Oder etwa doch? Alles trug sich in Trivandrum zu, der Hauptstadt von
Kerala, die jedem, der an die nahe, berühmte Kovalam Beach reist,
gut bekannt ist, denn dieser "schönste Strand der Welt"
- so die indische Fremdenverkehrswerbung - liegt nur 15 Kilometer von
der Hauptstadt entfernt.
Ich hockte dicht unter den Wolken. Einmal mehr lugte ich voller Erwartungen
mit unbestechlich scharfem Adlerblick aus meinem Wolken-Kuckucksheim
auf eine Welt, die so zu sein hat, wie ich mir sie vorstelle. Diesmal
war es kein gebeugt nach Hause schleichender Klassenlehrer, sondern
eine ganze lebendige Dritte Welt, die mir buchstäblich zu Füßen
lag. Wahrlich ein kleiner Fortschritt in meinem kurzen Dasein auf
Erden.
Das hat seinen angemessenen Preis - in meinem Fall auch den Zimmerpreis.

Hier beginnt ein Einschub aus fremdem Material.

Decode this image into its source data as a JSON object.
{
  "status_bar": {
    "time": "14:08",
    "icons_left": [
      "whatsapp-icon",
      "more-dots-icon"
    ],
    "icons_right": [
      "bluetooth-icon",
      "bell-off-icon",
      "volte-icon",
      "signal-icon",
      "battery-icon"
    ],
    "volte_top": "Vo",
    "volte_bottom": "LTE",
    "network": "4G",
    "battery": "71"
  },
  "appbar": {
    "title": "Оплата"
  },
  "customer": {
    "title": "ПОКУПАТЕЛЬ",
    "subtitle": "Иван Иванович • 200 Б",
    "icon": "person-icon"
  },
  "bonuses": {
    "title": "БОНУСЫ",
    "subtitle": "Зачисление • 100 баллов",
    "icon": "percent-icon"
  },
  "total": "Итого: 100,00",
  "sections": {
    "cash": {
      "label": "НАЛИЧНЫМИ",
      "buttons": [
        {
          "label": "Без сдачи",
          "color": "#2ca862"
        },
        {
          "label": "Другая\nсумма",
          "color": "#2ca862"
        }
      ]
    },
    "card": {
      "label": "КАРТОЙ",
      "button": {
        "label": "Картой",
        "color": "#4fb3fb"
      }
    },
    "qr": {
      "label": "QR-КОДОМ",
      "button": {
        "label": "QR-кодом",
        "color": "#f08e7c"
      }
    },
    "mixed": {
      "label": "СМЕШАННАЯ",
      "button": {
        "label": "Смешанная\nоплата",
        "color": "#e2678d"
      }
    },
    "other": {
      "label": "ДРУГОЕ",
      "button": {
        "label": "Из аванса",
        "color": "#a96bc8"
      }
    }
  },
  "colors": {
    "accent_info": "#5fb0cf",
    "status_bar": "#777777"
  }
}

Dafür hatte ich das PHILIPS-Hausradio in Stereo auf vier Kanälen
und - darauf hatte mich mein Zimmerboy beflissentlich hingewiesen -
einen Farbfernseher japanischer Produktion mit fünf Videokanälen
im Hausprogramm. "Fernsehen schätze ich nicht" sagte
ich mit wegwerfender Handbewegung zum freundlichen Boy und nahm den
Kasten in der Folge demonstrativ nicht wahr. Radio lasse ich zu fortgeschrittener
Stunde gelten, und diese PHILIPS-Installierung war mir sehr vertraut.
Ich hatte sie bereits in Thailand gesehen und auch anderswo.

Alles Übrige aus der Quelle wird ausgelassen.